Papa Ratzinger 'santo subito'? Forse, con l’avallo di Francesco

Diciotto anni fa il grido dei fedeli salì chiaro ai funerali di Giovanni Paolo II, poi canonizzato nel 2014. Bergoglio potrebbe essere tentato di ascoltare chi certamente chiederà una deroga all’attesa canonica

Roma, 4 gennaio 2023 - Durante il funerale di Giovanni Paolo II un movimento organizzò una serie di striscioni che dicevano “Santo subito”: speranza adempita nella sostanza, ma disillusa nei tempi. Perché ci sono voluti due pontificati per procedere alla beatificazione (2011) e poi alla canonizzazione (2014) del primo papa polacco.

Fedeli in coda per omaggiare la salma di Benedetto XVI in San Pietro (Ansa)
Fedeli in coda per omaggiare la salma di Benedetto XVI in San Pietro (Ansa)

Oggi, nei giorni del lutto per la morte di Benedetto XVI, prende forma un auspicio simile, anche se un po’ più sgrammaticato. Chi dice infatti che bisognerebbe proclamare “dottore della chiesa” Joseph Ratzinger, primo teologo sistematico ad essere eletto al trono di Pietro, dimentica infatti che tale titolo si attribuisce dopo la canonizzazione e non prima. E non considera che il Novecento ha cambiato il modo di percepire la santità del papa: e quella canonizzazione che per secoli è stata la cristallizzazione di un significato storico imperituro tende a diventare una ritorsione sulle critiche e i contrasti che uno storico non attribuirebbe d’istinto al demonio, ma alle polemiche che circondano ogni funzione apicale. Bisogna infatti ricordare che la chiesa di Roma è stata sempre prudente nel canonizzare i papi: ha considerato santi tutti i successori di Pietro fino al IV secolo, quasi tutti fino al IX e i due papi della riforma gregoriana (Leone IX e Gregorio VII) sono stati canonizzati uno 27 anni e l’altro oltre cinque secoli dopo.
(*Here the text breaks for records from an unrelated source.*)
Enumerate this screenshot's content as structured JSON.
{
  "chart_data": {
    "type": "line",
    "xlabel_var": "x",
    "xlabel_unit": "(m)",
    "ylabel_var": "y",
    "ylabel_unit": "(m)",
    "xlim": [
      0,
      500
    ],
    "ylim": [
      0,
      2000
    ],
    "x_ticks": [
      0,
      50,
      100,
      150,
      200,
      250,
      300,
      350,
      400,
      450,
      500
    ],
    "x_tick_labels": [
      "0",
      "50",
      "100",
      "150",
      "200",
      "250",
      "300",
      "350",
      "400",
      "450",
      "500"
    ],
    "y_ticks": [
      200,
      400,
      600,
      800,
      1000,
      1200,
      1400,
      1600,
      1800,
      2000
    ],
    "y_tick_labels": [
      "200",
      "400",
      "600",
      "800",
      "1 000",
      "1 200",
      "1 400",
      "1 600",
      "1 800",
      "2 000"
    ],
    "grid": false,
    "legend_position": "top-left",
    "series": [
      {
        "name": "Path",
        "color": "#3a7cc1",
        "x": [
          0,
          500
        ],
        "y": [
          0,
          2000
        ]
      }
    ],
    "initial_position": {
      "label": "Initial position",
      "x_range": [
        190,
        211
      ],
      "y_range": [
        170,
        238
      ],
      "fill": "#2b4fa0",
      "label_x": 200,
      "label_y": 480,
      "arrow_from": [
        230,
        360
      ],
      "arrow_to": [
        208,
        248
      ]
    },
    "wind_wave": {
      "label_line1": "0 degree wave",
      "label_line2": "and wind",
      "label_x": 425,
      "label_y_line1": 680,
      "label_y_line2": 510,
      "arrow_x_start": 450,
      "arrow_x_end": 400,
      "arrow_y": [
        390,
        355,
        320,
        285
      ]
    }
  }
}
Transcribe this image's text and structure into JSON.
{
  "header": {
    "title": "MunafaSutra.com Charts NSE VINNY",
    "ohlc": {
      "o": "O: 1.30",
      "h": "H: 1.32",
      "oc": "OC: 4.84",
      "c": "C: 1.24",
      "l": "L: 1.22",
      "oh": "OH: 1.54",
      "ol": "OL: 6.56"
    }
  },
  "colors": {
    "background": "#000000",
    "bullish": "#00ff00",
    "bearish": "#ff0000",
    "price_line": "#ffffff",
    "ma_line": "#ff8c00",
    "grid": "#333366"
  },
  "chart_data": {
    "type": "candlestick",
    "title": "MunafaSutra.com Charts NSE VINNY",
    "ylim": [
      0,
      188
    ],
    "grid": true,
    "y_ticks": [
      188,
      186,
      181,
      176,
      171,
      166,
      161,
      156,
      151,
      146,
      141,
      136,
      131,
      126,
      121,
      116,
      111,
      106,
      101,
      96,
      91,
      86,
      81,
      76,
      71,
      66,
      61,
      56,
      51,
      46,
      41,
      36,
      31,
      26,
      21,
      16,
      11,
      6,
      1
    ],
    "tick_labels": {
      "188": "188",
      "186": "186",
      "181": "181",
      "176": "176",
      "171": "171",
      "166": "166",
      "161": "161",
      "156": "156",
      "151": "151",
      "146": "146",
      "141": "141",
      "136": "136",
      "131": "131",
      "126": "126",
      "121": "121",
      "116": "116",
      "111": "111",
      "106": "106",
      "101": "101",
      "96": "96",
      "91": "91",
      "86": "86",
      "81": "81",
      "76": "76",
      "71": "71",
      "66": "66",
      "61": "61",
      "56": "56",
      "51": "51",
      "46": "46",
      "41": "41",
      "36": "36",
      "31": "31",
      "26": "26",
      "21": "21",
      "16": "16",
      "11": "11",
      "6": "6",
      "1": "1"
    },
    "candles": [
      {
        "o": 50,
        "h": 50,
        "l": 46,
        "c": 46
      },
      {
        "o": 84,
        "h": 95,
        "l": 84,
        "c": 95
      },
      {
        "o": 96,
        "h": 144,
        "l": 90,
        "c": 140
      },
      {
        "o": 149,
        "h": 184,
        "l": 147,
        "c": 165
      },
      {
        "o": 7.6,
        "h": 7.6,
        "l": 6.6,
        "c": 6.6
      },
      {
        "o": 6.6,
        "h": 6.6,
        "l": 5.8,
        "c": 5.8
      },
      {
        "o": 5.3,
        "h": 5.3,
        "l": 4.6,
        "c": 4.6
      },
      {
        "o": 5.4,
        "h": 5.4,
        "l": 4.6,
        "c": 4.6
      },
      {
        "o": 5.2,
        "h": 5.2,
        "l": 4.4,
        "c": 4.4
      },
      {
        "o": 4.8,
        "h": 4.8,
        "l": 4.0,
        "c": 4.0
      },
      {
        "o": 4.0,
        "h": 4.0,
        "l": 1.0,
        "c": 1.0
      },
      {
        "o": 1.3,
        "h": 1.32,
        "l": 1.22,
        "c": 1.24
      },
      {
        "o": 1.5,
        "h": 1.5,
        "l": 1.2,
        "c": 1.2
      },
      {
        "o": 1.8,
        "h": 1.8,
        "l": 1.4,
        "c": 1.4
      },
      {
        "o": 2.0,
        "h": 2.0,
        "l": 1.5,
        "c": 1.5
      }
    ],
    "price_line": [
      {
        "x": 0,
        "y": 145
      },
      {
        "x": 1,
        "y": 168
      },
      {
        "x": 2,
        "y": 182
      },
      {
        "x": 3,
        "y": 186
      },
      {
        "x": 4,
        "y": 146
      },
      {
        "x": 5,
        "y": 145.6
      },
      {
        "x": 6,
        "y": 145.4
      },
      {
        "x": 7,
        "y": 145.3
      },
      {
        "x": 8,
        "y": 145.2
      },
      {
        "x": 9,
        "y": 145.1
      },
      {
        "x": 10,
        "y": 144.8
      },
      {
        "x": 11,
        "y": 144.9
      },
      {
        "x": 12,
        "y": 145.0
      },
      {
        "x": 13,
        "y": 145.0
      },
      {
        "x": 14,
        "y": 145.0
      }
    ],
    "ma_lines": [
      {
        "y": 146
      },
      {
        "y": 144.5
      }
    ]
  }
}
Poi fu la volta di Pietro da Morone, il settimo papa a rinunciare alla tiara canonizzato nel 1313, 17 anni dopo la morte. E infine di Pio V – il papa del ghetto, della esecuzione di Carnesecchi e Paleario, dell’Indice dei libri proibiti, della vittoria di Lepanto – che fu canonizzato a un secolo e mezzo dalla scomparsa. La preoccupazione principale, infatti, era che il papa fosse obbedito in vita, non venerato da morto.

Chi cambia le cose è Pio XII che nel 1954 canonizza Pio X (che aveva conosciuto) e beatifica Innocenzo XI, per mettere in scia all’uno la sua campagna di repressione teologica e il suo anticomunismo. Paolo VI non permise al concilio di canonizzare in aula Giovanni XXIII, come volevano alcuni padri polacchi e bolognesi: ma aprì due processi ordinari per Pio XII (rimasto venerabile) e per Roncalli, beatificato da Wojtyła nel 2000 e canonizzato insieme a lui nel 2014. E sotto Benedetto XVI e Francesco tutti i papi dal 1958 al 2005 sono saliti agli onori degli altari: con l’idea in fondo pacelliana di “usare” la santità per rafforzare o proteggere chi governa, più che per indicare un modello da seguire.

Dunque è facile che la richiesta di Ratzinger “santo subito” passi dai media alla piazza di san Pietro e alla diocesi di Roma, quella che ha il diritto di postulare la causa di un suo vescovo. Ed è facile capire che Francesco non tirerà il freno, mettendosi in cattiva luce con chi lo ha contestato, o sbandierato un “Benedetto è il mio papa”, che proprio Ratzinger non avrebbe tollerato. Ma non farà nemmeno scelte affrettate, senza cadere nella trappola di chi dirà che se non deroga, ostacola.

Un po’ come per la rinuncia, infatti, Francesco si trova nella posizione di chi deve decidere se creare un precedente: se si dimetterà, diventerà difficile per il successore non fare come due predecessori; e se canonizzerà il predecessore, diventerà impossibile per il successore non canonizzare lui. Il papa gesuita userà dunque la virtù ignaziana della “indifferenza” e lascerà che chi chiede chieda, chi deve istruire istruisca: poi sa Dio se tirare le somme di un atto come la canonizzazione, nel quale è impegnata l’infallibilità del popolo di Dio, sarà lui o un altro papa.